Light induced cytotoxicity can be prevented with new culture medium. (a) Viability of 7 d.i.v. β-III⁺ cortical neurons ± light at indicated dose in NEUMO (in replacement of Neurobasal) and SOS (in replacement of B27) using PI exclusion assay. (b) Number of PI positive cells in 7 d.i.v. hippocampal neuronal cultures ± optogenetic stimulation at 1 Hz in control media conditions (Neurobasal + B27) with additional antioxidants (AA) and in NEUMO + SOS. Note: the protection of cortical and hippocampal neurons during treatment with light only in NEUMO + SOS media conditions. (c) Representative images and quantification of GFAP⁺ astrocyte numbers in 7 d.i.v. cortical neuron enriched cultures after ± light at indicated dose in NEUMO + SOS. (d) Non-linear fitted plots from Sholl Analysis of astrocytes kept in the dark (black line: 62 cells analyzed) or exposed to light (blue line: 56 cells analyzed) and p value calculated from two tailed unpaired t-test of mean intersection number. All above histograms are normalized to controls (with the exception of b) and data represents means ± s.e.m. of a number of biological replicates (value within or above each histogram) and p-values from Student’s two tailed unequal variance t-test. Black and blue histograms represent conditions kept in the dark or exposed to light respectively. Light doses in kJ/m² are shown above histograms and as insets within representative images of irradiated experiments.
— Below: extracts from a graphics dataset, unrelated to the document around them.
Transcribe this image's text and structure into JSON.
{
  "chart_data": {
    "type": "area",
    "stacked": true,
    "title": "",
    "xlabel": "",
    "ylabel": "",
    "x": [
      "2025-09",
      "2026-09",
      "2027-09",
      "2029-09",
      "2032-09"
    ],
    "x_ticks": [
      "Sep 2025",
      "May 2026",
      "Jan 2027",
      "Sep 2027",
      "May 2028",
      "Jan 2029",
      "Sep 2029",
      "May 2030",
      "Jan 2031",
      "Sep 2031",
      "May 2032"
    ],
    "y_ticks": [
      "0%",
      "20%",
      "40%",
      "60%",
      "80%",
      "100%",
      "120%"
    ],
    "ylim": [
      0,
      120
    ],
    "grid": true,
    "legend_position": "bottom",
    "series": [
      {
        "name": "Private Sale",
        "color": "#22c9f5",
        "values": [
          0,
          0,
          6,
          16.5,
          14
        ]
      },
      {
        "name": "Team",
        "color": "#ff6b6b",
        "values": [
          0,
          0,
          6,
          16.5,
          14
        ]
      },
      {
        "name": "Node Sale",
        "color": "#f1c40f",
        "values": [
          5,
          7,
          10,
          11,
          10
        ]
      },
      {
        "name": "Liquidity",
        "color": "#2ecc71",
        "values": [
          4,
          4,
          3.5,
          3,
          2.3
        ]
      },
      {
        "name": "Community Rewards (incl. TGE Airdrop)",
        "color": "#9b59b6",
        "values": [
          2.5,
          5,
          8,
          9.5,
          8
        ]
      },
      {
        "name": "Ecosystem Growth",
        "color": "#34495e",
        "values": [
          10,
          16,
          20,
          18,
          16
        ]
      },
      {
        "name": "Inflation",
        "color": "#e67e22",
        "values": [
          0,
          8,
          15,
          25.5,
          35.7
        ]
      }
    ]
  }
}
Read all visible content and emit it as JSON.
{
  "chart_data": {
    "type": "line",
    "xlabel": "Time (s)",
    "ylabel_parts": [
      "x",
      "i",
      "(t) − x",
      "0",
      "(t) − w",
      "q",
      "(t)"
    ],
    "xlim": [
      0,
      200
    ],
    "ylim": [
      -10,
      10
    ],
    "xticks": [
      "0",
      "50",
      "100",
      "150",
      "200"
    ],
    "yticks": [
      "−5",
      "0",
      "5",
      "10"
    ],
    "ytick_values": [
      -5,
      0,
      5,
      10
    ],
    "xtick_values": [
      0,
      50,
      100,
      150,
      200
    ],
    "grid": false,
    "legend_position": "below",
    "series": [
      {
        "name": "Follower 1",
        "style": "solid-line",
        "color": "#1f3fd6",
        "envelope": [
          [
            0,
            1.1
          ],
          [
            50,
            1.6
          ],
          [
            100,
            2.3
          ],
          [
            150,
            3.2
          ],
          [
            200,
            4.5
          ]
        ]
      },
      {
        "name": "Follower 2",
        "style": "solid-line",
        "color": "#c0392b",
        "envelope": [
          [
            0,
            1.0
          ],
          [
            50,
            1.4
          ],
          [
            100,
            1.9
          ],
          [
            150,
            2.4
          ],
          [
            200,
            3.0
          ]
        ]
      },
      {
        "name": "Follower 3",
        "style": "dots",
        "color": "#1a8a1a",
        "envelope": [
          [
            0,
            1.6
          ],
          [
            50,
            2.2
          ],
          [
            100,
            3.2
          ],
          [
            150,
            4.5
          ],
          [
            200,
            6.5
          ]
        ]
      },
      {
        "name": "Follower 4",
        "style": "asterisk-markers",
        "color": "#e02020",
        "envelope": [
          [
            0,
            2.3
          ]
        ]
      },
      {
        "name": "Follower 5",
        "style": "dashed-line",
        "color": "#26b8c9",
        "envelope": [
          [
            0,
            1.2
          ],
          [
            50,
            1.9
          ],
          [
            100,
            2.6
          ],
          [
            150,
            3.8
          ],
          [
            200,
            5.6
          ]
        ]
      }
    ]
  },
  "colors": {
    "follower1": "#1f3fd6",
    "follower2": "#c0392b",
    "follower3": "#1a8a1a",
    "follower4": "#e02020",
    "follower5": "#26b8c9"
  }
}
Cell culture media conditions are described above images and under respective histograms.

Figure 4

Preventing photo-toxicity during calcium imaging. (a) Schematic of OPCs taken from DMEM + SATO based media and MEMO + SOS based media for ratiometric Fura2-AM Ca²⁺-imaging (λ_ex = 340; 380 nm: UV light) and the representative images acquired at the start, at the end of Ca²⁺ imaging and in non-imaged areas at the end of experiment. (b) Ratiometric Ca²⁺ changes in OPCs at the start, after imaging or in non-imaged areas after OPCs were pre-treated in DMEM + SATO (closed histograms) or MEMO + SOS (open histograms) based media. Histograms show means ± s.e.m. of a number of biological replicates (value within or above each histogram) and p-values from Student’s two tailed unequal variance t-test.

Figure 5

The new media preserves normal cell function. (a) Comparison of the effect of DMEM + SATO and MEMO + SATO based media upon OPC migration over 4 days from agarose drop (Brightfield images), OPC proliferation using NG2 and Ki67 staining after 3 days with mitogens PDGF-aa and FGF-b (middle panel) and OPC differentiation with terminal differentiation marker MBP after 5 days of mitogen withdrawal and treatment with T3 (right panel). (b) Data from (a) analyzed by average distances from edge of drop to corona of migrated cells, percentages of NG2⁺ cells with Ki67⁺ or EdU⁺ and percentages of MBP⁺ cells and percentage MBP area generated for differentiation, and all normalized to DMEM + SATO values with data representing means ± s.e.m. of a number of biological replicates (value within or above each histogram) and p-values from Student’s two tailed unequal variance t-test. (c) Comparison of neural epithelial cell differentiation from human iPSC generated embryonic bodies using serum free supplements N2+B27 (left hand panels) or SOS (right hand panels) to generate neurons (β-III) and astrocytes (GFAP) after approximately 5 weeks in vitro.